Posting this separately because it deserves attention. CNN stacked the deck against Bernie


I agree, and furthermore as I posted in a comment on that post, the other candidates getting puffball questions will be poorly prepared for the questions they will get in a general campaign.



Unfortunately, for most Republicans, their oath is to Trump

The House voted on Tuesday to overturn President Trump’s declaration of a national emergency on the Mexican border, with more than a dozen Republicans joining Democrats to try to block his effort to divert funding to a border wall without congressional approval.

The resolution of disapproval, which passed 245-182, must now be taken up by the Senate, where three Republicans have already declared their support, only one short of the number needed for Congress to ratify a stinging rebuke of Mr. Trump’s efforts.

It remains highly unlikely that opponents will muster the votes to overturn a promised veto of the resolution. But passage of a measure to assert Congress’s constitutional authority over spending is sure to bolster numerous lawsuits that maintain that Mr. Trump’s declaration is an unconstitutional end run around Congress’s lawful power of the purse.

“Is your oath of office to Donald Trump or is it to the Constitution of the United States?” Speaker Nancy Pelosi asked her Republican colleagues in a speech on the floor ahead of the vote. “You cannot let him undermine your pledge to the Constitution.”

House Republican leaders kept defections low after feverishly working to assuage concerns among rank-and-file members about protecting congressional powers and about the precedent that Mr.

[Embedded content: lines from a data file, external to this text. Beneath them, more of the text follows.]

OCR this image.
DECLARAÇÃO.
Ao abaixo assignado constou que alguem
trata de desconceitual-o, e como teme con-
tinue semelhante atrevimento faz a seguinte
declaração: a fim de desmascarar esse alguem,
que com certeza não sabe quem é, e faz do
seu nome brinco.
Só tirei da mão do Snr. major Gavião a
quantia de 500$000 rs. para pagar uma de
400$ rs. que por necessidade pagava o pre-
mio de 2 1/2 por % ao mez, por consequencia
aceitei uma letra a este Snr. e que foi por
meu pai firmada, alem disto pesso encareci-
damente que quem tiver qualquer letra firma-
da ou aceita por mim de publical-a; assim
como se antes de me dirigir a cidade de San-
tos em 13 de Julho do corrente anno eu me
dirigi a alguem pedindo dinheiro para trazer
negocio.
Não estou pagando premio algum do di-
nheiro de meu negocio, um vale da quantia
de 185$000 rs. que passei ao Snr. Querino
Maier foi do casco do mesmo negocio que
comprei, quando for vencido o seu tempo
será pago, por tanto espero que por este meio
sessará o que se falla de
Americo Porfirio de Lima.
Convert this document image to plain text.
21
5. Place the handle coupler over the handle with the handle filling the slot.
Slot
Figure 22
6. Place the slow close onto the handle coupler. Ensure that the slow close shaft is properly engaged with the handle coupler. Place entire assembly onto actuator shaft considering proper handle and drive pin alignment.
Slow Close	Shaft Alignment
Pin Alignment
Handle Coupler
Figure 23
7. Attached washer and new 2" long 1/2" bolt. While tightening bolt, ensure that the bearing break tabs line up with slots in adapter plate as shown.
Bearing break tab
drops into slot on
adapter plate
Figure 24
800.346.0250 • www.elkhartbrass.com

Trump could be setting for Democratic presidents to use national emergencies for their own purposes. Ultimately, 13 Republicans defected from the party line to vote for the one-page resolution.


More about that Morning Consult poll in article that is very concerned about the lingering resentments between Clinton and Sanders former staff.


The good news for Sanders is that it’s not entirely clear that the festering 2016 resentment matters outside the Beltway. His favorability rating within the Democratic rank and file suggests the vast majority of primary voters have either forgiven, forgotten, or never noticed the rift in the first place. In the Morning Consult poll, for example, 75 percent of Democratic voters said they had a favorable opinion of Sanders, while just 15 percent said they had an unfavorable one. Those numbers are nearly as good as Biden’s (76 percent to 12 percent) and far better than every other potential rival, none of whom have faced the same kind of he’s-not-even-technically-a-Democrat complaints that get lobbed at Sanders from the party faithful.


It’s the Clinton nights in near a tendon or doing all the trolling. Haha neera tanden, etc.


AOC vs Ivanka. Well that’s not a fair fight!


At about 11:43 Clinton clearly states that Putin preferred Bernie Sanders over her in the Democratic primaries and Donald Trump over her in the Presidential race. Still a lot of resentment in that one.